Benefits Go Beyond Patients

Both doctors pointed out that in many ways the benefits of electronic health records also impact the work lives of office staff just as much as the caregivers’.

“It removed a lot of the busywork the office staff had to do. Ten years ago my medical assistant would spend two hours on the phone each day with the pharmacy sorting out and answering questions about prescribed medications,” said Dr. Gilbert. “She doesn’t spend any time on pharmacies now because it’s all handled online.”

The EHR also gives every staff member the ability to be part of the care team because of the electronic alerts and follow-ups built into the system, as everyone sees the same alerts and reminders for screenings such as colonoscopies.

“They become partners in this process of identifying the needs of patients,” Dr.

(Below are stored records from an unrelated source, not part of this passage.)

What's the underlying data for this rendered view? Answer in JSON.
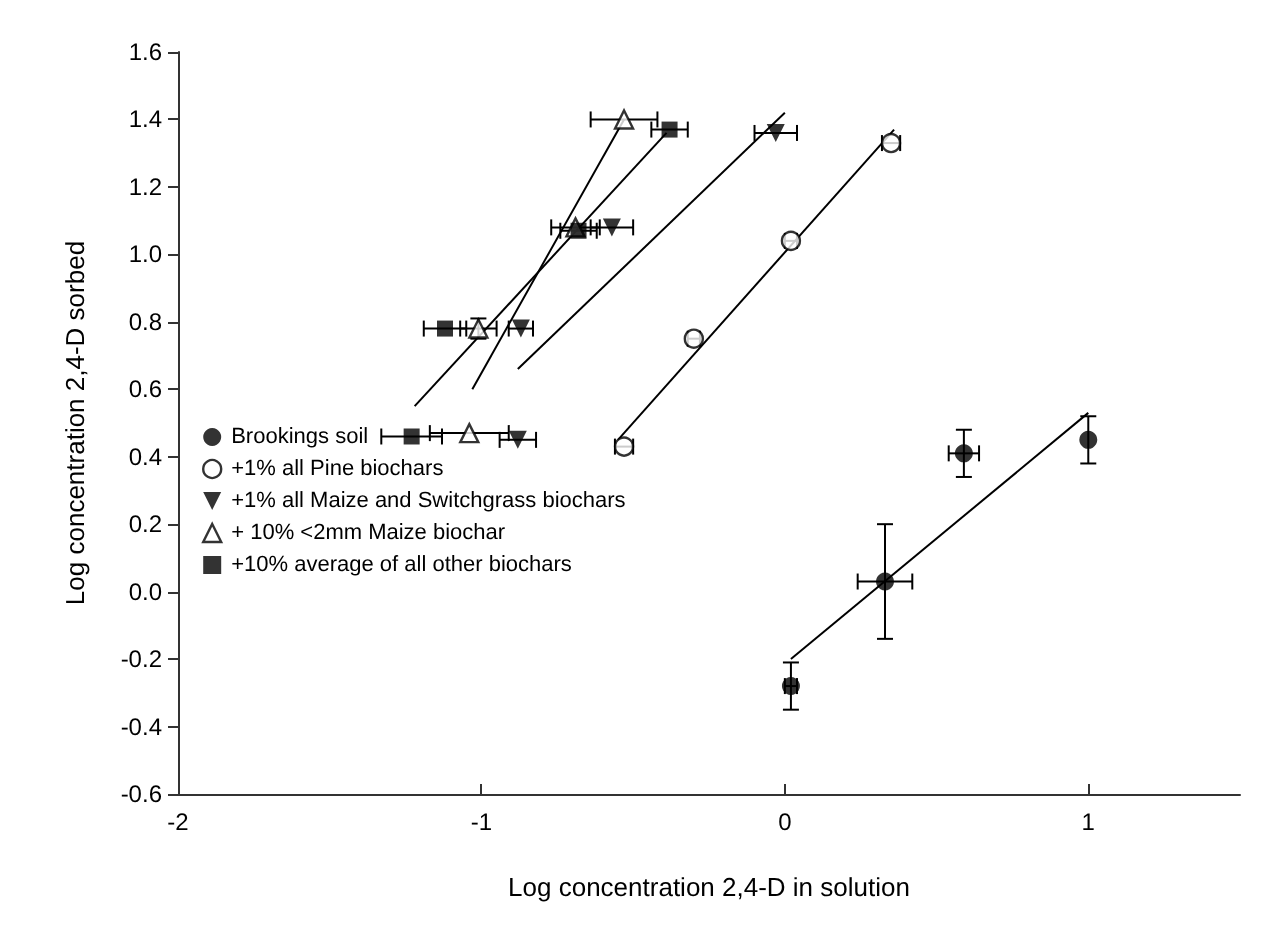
{
  "chart_data": {
    "type": "scatter",
    "xlabel": "Log concentration 2,4-D in solution",
    "ylabel": "Log concentration 2,4-D sorbed",
    "xlim": [
      -2,
      1.5
    ],
    "xticks": [
      -2,
      -1,
      0,
      1
    ],
    "ylim": [
      -0.6,
      1.6
    ],
    "yticks": [
      -0.6,
      -0.4,
      -0.2,
      {
        "value": 0,
        "label": "0.0"
      },
      0.2,
      0.4,
      0.6,
      0.8,
      {
        "value": 1,
        "label": "1.0"
      },
      1.2,
      1.4,
      1.6
    ],
    "legend": "left",
    "grid": false,
    "series": [
      {
        "name": "Brookings soil",
        "color": "#000000",
        "marker": "circle",
        "x": [
          0.02,
          0.33,
          0.59,
          1.0
        ],
        "values": [
          -0.28,
          0.03,
          0.41,
          0.45
        ],
        "errors": [
          0.07,
          0.17,
          0.07,
          0.07
        ],
        "xerrors": [
          0.02,
          0.09,
          0.05,
          null
        ]
      },
      {
        "name": "+1% all Pine biochars",
        "color": "#ffffff",
        "marker": "circle",
        "x": [
          -0.53,
          -0.3,
          0.02,
          0.35
        ],
        "values": [
          0.43,
          0.75,
          1.04,
          1.33
        ],
        "xerrors": [
          0.03,
          0.02,
          0.02,
          0.03
        ]
      },
      {
        "name": "+1% all Maize and Switchgrass biochars",
        "color": "#000000",
        "marker": "triangle-down",
        "x": [
          -0.88,
          -0.87,
          -0.57,
          -0.03
        ],
        "values": [
          0.45,
          0.78,
          1.08,
          1.36
        ],
        "xerrors": [
          0.06,
          0.04,
          0.07,
          0.07
        ]
      },
      {
        "name": "+ 10% <2mm Maize biochar",
        "color": "#ffffff",
        "marker": "triangle",
        "x": [
          -1.04,
          -1.01,
          -0.69,
          -0.53
        ],
        "values": [
          0.47,
          0.78,
          1.08,
          1.4
        ],
        "xerrors": [
          0.13,
          0.06,
          0.08,
          0.11
        ],
        "errors": [
          null,
          0.03,
          null,
          null
        ]
      },
      {
        "name": "+10% average of all other biochars",
        "color": "#000000",
        "marker": "square",
        "x": [
          -1.23,
          -1.12,
          -0.68,
          -0.38
        ],
        "values": [
          0.46,
          0.78,
          1.07,
          1.37
        ],
        "xerrors": [
          0.1,
          0.07,
          0.06,
          0.06
        ]
      },
      {
        "type": "line",
        "color": "#000000",
        "marker": "none",
        "x": [
          0.02,
          1.0
        ],
        "values": [
          -0.2,
          0.53
        ]
      },
      {
        "type": "line",
        "color": "#000000",
        "marker": "none",
        "x": [
          -0.55,
          0.36
        ],
        "values": [
          0.45,
          1.37
        ]
      },
      {
        "type": "line",
        "color": "#000000",
        "marker": "none",
        "x": [
          -0.88,
          0.0
        ],
        "values": [
          0.66,
          1.42
        ]
      },
      {
        "type": "line",
        "color": "#000000",
        "marker": "none",
        "x": [
          -1.03,
          -0.53
        ],
        "values": [
          0.6,
          1.4
        ]
      },
      {
        "type": "line",
        "color": "#000000",
        "marker": "none",
        "x": [
          -1.22,
          -0.39
        ],
        "values": [
          0.55,
          1.36
        ]
      }
    ]
  }
}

Gilbert said. “They are empowered to ask the patient, did you get a referral for this screening?”

Both physicians acknowledge that the road to meaningful use has its difficult moments as physicians and staff members get used to new work processes. In some ways it was harder at St. Jude’s and St. Joseph’s because everyone had several years to get used to one way of electronically documenting information before the process was changed to report information as required by the meaningful use guidelines.

But both doctors remain staunch supporters of health IT as critical to providing prevention-oriented patient care.

“As we move into this next realm of health care with its focus on wellness and population management, EHRs allow us to look at the electronic data of our patient’s health in a multidimensional way and to compare this data over time,” Dr. Foley said. “This enables us to anticipate health problems before they occur and to be proactive partners with our patients in the management of their health; you can’t do that effectively in a paper world.”